Physicists to look for quantum time dilation inside nuclear reactor
We’re all too familiar with the inexorable march of time, but why exactly it flows in one direction remains a mystery of physics. A few years ago Australian physicist Joan Vaccaro proposed a new quantum theory of time, and now a team is planning to test the hypothesis by searching for time dilation in a nuclear reactor.
The “arrow of time” points from the past towards the future, but physics has a hard time explaining why it favors one direction over the other. The most widely accepted explanation for this asymmetry is covered by the second law of thermodynamics, which states that time tends to flow in the direction of increased entropy, which is essentially the measure of disorder in a system.
But according to Vaccaro’s quantum theory of time, entropy is more of a symptom of the flow of time, rather than the root cause. She uses the analogy of a tree blowing in the wind – while the leaves (entropy) may appear to be shaking the tree, they aren’t responsible for the motion themselves, but are the result of another force (wind). In this new theory, the "wind" is created by time reversal symmetry violations (T violations).

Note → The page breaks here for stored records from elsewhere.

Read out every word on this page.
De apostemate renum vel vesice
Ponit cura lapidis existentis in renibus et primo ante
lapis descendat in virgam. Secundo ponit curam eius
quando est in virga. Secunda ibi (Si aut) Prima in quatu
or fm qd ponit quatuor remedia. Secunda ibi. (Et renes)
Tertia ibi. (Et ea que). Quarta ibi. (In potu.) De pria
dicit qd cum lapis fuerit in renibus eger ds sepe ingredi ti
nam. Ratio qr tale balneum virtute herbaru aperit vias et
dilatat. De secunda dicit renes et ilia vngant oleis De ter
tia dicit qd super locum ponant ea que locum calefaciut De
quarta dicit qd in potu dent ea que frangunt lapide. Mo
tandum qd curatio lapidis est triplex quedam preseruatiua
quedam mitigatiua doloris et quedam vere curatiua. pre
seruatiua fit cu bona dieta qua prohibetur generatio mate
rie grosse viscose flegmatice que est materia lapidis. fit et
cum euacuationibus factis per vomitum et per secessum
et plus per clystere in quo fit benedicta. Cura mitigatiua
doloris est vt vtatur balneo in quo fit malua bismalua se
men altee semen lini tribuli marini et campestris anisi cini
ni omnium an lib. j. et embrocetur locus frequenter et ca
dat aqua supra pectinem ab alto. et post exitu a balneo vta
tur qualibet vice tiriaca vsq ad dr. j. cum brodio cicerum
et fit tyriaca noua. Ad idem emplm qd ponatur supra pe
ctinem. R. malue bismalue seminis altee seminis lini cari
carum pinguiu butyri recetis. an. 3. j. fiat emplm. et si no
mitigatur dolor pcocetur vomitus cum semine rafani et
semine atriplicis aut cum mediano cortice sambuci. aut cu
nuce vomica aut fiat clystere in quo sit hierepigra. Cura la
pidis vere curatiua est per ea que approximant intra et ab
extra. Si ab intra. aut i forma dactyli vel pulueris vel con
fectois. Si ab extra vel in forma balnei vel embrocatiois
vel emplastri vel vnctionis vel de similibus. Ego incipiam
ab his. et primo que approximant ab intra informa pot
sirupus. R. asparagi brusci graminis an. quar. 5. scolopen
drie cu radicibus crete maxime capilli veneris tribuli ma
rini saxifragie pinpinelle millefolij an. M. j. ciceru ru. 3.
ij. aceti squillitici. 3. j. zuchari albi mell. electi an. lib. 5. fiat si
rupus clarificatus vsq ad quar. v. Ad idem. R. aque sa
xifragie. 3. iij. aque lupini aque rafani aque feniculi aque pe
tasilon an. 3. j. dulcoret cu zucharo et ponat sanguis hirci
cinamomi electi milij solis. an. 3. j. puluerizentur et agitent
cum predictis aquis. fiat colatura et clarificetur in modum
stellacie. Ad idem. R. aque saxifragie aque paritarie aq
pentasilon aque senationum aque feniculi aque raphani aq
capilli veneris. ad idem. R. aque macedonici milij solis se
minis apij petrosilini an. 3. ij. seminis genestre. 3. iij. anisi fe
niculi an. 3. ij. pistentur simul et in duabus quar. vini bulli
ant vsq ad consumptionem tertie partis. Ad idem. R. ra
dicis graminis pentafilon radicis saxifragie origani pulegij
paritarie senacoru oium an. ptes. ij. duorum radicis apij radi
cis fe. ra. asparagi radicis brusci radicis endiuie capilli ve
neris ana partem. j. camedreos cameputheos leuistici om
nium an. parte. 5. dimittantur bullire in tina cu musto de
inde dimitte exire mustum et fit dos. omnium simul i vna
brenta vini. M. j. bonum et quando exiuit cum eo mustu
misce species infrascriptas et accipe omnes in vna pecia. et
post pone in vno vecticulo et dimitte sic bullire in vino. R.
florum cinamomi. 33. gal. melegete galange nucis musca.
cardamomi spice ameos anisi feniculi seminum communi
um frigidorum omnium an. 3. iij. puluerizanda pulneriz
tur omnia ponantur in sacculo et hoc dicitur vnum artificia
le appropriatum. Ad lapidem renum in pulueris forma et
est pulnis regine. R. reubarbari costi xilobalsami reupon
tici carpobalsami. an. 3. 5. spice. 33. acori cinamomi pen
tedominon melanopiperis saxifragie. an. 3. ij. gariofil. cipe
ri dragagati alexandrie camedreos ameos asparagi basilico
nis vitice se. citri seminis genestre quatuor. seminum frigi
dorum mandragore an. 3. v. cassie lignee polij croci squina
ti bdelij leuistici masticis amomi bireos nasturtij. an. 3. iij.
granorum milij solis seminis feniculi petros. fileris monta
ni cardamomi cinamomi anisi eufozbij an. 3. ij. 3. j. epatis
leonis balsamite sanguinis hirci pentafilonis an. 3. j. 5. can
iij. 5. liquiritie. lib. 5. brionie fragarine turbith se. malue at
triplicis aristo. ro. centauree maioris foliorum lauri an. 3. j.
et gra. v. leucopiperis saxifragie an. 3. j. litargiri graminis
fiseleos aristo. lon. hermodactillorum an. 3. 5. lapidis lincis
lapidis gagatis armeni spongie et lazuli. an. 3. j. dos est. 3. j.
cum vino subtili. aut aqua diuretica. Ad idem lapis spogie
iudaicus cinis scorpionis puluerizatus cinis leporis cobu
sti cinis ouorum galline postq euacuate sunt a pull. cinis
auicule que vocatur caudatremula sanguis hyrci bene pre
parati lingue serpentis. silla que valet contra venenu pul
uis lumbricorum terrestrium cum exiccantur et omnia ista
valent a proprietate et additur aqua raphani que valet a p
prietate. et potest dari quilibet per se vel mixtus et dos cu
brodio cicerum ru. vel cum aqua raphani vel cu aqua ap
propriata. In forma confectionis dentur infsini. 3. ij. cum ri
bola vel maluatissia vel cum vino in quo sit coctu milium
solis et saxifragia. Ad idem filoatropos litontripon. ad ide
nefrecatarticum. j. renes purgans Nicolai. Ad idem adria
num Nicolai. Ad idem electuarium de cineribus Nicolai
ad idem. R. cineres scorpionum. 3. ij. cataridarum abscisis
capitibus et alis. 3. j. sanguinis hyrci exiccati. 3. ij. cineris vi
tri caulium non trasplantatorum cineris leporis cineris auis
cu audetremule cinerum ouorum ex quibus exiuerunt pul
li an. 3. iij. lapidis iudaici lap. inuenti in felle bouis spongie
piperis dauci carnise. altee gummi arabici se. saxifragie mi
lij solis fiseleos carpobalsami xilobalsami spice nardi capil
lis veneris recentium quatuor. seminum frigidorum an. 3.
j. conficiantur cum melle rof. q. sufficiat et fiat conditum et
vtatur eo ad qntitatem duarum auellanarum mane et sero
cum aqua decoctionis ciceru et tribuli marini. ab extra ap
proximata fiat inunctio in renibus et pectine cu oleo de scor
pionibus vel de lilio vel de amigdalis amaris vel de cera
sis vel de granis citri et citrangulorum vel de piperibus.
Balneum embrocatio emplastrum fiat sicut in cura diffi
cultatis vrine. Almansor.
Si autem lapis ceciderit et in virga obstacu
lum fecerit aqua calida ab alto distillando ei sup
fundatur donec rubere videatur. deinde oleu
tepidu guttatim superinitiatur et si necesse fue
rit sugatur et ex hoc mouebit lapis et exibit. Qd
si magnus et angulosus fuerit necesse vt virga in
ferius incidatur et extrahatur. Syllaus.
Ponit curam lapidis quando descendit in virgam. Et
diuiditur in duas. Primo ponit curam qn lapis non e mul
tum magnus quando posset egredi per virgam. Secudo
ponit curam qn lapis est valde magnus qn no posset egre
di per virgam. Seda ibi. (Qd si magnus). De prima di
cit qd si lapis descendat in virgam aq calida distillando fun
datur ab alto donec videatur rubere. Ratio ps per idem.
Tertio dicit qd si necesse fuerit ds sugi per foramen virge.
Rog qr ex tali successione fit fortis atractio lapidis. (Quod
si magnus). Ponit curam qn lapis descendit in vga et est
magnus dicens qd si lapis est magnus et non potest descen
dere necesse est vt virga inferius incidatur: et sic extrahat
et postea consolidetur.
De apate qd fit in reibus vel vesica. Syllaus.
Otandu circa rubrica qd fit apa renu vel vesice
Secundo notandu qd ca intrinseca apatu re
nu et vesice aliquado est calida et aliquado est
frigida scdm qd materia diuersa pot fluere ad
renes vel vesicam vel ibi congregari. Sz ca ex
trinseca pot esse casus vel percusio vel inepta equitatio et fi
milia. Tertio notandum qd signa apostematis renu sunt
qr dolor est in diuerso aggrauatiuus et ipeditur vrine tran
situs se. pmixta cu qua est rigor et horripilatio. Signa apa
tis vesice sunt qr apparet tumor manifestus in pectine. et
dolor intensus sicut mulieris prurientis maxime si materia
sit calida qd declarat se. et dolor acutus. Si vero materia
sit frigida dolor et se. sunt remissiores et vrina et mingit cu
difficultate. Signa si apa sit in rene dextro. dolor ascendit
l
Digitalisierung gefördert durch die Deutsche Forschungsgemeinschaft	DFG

Vaccaro points out that physics regards space and time as being interconnected, as spacetime. But nature seems to treat the two differently. From experience we know, for instance, that objects are localized in space – a particular book or tree or person can only be found in one specific spot. Yet that’s not the case for time – that same book or tree or person can be found in a range of times. Because spacetime is one thing, theoretically objects localized in space should be localized in time as well, popping in and out of existence.
Obviously that’s not our experience with the universe, and it goes against the laws of motion and conservation of mass. But, Vaccaro proposes, T violations make it impossible for matter to remain localized in time. Because of T violations, objects don't appear and disappear at random, they exist continuously. What we know of as the laws of motion and conservation of mass are instead symptoms of these T violations.
Vaccaro proposes that something on the quantum scale creates T violations locally, and if enough of them occur it could begin to have a wider effect on the macro scale – essentially producing the dynamics we see as time moving forward.
Vaccaro’s quantum theory of time is a pretty major departure from accepted physics, and she freely admits that it’s controversial and may very well be wrong. But importantly, like any good hypothesis there’s a way to test it experimentally.
Subatomic particles called neutrinos may hold the key to unlocking the whole thing. Recent studies have suggested that neutrinos exhibit time symmetry violations.
So in a new study, researchers from Griffith University, the National Measurement Institute (NMI) and the Australian Nuclear Science and Technology Organization (ANSTO) are attempting to measure these T violations from neutrinos.
Neutrinos and their antimatter counterparts, anti-neutrinos, are produced in nuclear reactors, so that’s where the new experiment will be conducted. The team has installed two extremely precise atomic clocks in the OPAL reactor in Sydney, and the idea is that if the clocks fall out of sync, it would be evidence of quantum time dilation, which itself would be evidence of local T violations.
Time dilation is a well-studied phenomenon, predicted by the theory of relativity. If you have an atomic clock on the ground and one on a satellite orbiting Earth, the ground clock will tick ever-so-slightly faster than the one in the sky. That’s thanks to differences in gravity, which bends spacetime.
Vaccaro says that there’s currently no reason to believe that time dilation should also occur in a nuclear reactor, so if any sign of it is found it could support her hypothesis.
To investigate, the team will use two timing stations, one placed 5 m (16.4 ft) from the reactor and the other 10 m (32.8 ft). Each station contains a cesium primary clock, three secondary clocks and a series of measurement systems that will compare the clocks down to under a billionth of a second, looking for any discrepancies.
The experiment will gather data continuously for six months, including regular periods where the reactors will be shut down for maintenance. These will serve as useful controls, since any time dilation effects should stop during the downtime.
And the results could be fascinating. It’s almost expected that there would be a null result, returning us to the established path of physics. But if the experiment does find evidence of time dilation, it could be a huge breakthrough. That’s a big “if,” but one worth at least checking.
“All I’ve said could completely be wrong,” Vaccaro says in a video presentation from 2017 (below). “But it’s not me that decides whether this is a good theory or not – it’s nature. And if nature is showing this, this would be quite remarkable. So this is where the efforts should be, I think.”